“No, no,” said Michael. “Mr. Slipitsky must sign the paper if I pay him the money—it is always so. I do not know who you are. I must see Mr. Slipitsky, I tell you.”

The youth got to his feet and looked closely at Michael, as if suspicious of his purpose. He had probably been shrewd enough to understand that Michael did not talk wholly as a peasant. Having scrutinized Michael, he turned and looked at Katerin, but she ignored his gaze and looked about the walls at the dirty old posters with pictures of Russian ships.

“Go away!” said the youth finally. “I can’t be troubled. This is no time to come asking for Mr. Slipitsky.”

“But I have come twenty versts this morning to see Mr. Slipitsky and give him the money and I must get back to my cow,” insisted Michael, seeing that he was making an impression on the youth despite the latter’s show of contempt. “And if I have to go back to my house, it will be two months again before I can pay——”

A black figure appeared at the top of the stairs while Michael was talking, and called down sharply, “Dazo! What are you doing? Who is there?”

“I don’t know who it is,” said Dazo. “Some fools in from the country who have lost their way and——”

“And is it a grand ball or something you are having down there with all this talk I hear, till I can’t do anything with my figures?” demanded the one above wrathfully. “Who is it come to talk with you so early in the morning? Maybe some rich gentleman from Moscow, eh?”

Michael now recognized the person above as Slipitsky, and knowing that they were safe at last, called out, “Mr. Slipitsky, I have come to pay you the money I owe to you.”
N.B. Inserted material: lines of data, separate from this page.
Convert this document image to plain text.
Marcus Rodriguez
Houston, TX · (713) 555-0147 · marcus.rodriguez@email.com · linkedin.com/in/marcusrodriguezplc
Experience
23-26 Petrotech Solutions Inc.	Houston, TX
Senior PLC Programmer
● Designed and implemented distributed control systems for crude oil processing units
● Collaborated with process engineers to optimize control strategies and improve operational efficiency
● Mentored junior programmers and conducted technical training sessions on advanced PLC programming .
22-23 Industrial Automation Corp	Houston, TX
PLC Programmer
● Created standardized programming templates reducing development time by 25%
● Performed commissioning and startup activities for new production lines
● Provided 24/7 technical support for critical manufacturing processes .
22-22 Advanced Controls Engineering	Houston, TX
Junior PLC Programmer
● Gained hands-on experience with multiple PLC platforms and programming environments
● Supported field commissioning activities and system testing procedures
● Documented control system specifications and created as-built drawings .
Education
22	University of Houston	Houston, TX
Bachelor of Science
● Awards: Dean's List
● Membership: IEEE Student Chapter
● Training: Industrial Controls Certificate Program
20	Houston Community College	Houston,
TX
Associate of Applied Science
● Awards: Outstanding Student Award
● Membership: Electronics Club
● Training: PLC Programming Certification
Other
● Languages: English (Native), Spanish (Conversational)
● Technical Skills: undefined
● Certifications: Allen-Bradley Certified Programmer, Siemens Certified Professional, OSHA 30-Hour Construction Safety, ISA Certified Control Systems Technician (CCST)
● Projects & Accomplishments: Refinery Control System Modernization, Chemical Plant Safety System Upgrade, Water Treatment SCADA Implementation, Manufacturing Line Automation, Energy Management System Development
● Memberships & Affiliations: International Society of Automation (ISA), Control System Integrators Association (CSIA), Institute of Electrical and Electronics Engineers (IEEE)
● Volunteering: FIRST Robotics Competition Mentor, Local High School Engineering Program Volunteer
Slipitsky leaned forward and peered down the stairs. “What! Somebody would be paying me money and that stupid goat of a Dazo does not know what is wanted. Dazo! Is it money you would let slip away from me in these times? Oy! A poor man you would make of me, stupid one! Tell the gentleman to come up.”

But Michael did not wait to be urged by Dazo to go up. He started at once, and Katerin picked up the bundle and followed. Slipitsky remained standing in the dim light of the upper hall at the head of the stairs, peering down, and as Michael drew near the top, waved him forward. “Come this way to my office, please. And you—Dazo! Keep the door shut or I shall be beggared with buying wood from the Buriats. It is the house we wish to warm, and not all of Chita.”